A genius of rhyme and melody, Ron has been called ‘the quintessential poet’ and ‘the songwriter’s writer.’ Best-known for his gritty, blues standard, It Ain’t Easy, recorded by rock band Three Dog Night and later included on David Bowie’s landmark ZIGGY STARDUST album, Ron Davies was deeply rooted in the country music tradition but branching out as far afield as rough-edged blues and soul stirrings. A passionate songwriter, he brings an eloquent sense of desolation to these mainly sad and obviously personal songs, imparting a sweetness to them that most performers can only hint at.

As the title suggests, these are home-recorded songs, mainly just Ron’s voice and guitar, with occasional harmony vocals and the addition of Dobro or slide guitar, to produce a very personal somewhat melancholic mood. The result is an album built around one core and essential element: great songwriting. Ron possessed the kind of soulful edgy voice that the mostly soul-laced material calls for. His casual, drawling way of singing lends itself to the late-night blue-hued vibe of This Time With You. Sparse Dobro sets the scene for Mixin’ With The Rain as Ron, in his lower register gets raspy and deliciously dangerous, in the upper taut and insistent. My Heart Won’t Let Go ­has echoes of early Willie Nelson, circa 1962, both in his Ron’s vocal phrasing and the confessional lyrics.

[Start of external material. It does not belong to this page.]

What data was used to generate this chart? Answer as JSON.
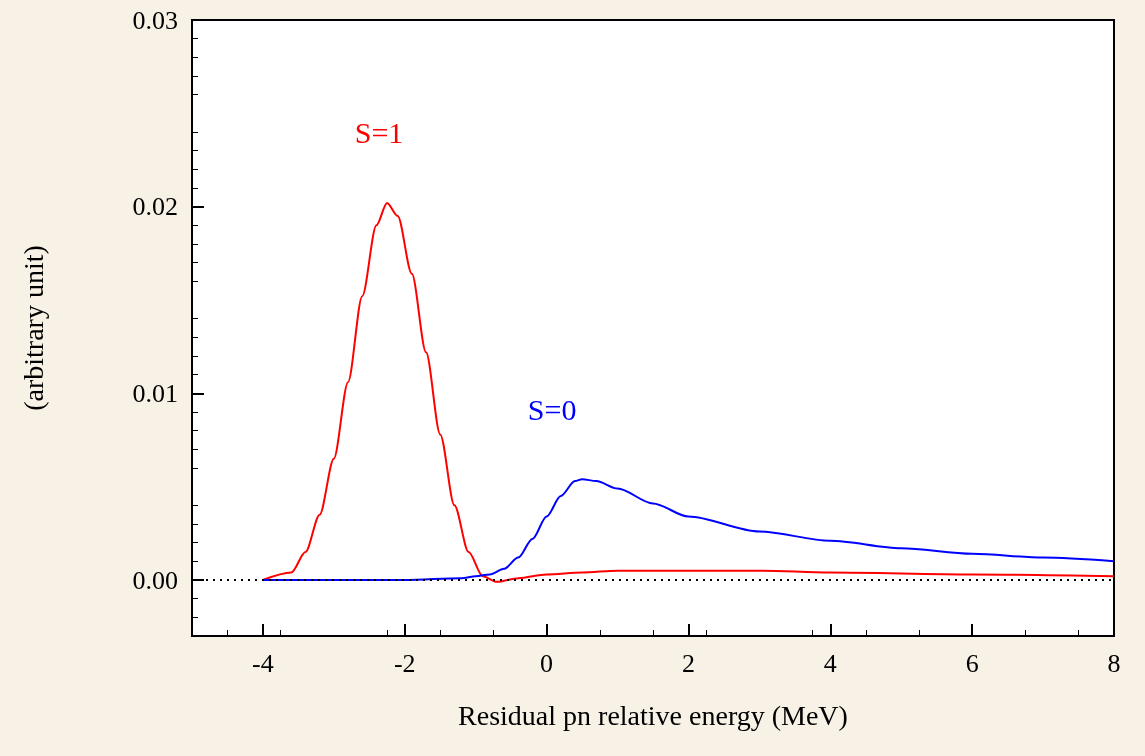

Gail Davies duets on the wondrous Falling Out Of Love, the pair’s Everly-styled harmonies, the simple reflective song and acoustic-laced arrangement are all quite refreshing. There’s a great Jimmie Rodgers’ vibe to Where You Been Tonight, at any moment I expected Ron to break out into a ‘blue yodel,’ he comes close as his voice almost cracks into a ragged falsetto. He wrote So Long Old Friend for his writing and drinking buddy Townes Van Zandt, shortly after the Texas troubadour passed away. Deeply heartfelt and intrinsically personal, this is another laid-back gem: Pure Ron Davies; bluesy and heartfelt, but very accessible. Being of a certain age, I easily related to Home From The Sea, a softly sung reflective ballad about a rich and busy life full of great memories that can be recalled at anytime by an older man who’s ready to put down roots. Gail steps in to add harmonies to Hold That Train, an old-school country tale with more than a hint of the Louvins or the Delmores.

There are so many other great songs in this 22-track collection that showcase Ron Davies’ creative songwriting and rootsy delivery. There are a lot of artists with little talent, who’ve got a lot of credits. Ron Davies had a lot of talent, but little credits. This a quiet gem that grows and grows in stature with repeated playing. Upon peeling back the surface layers, one finds that Ron Davies was indeed an artist with his own one-of-a-kind voice set inside songs that explore his own compelling life story. As an avid listener of great music, I can never ask or want for anything more than that.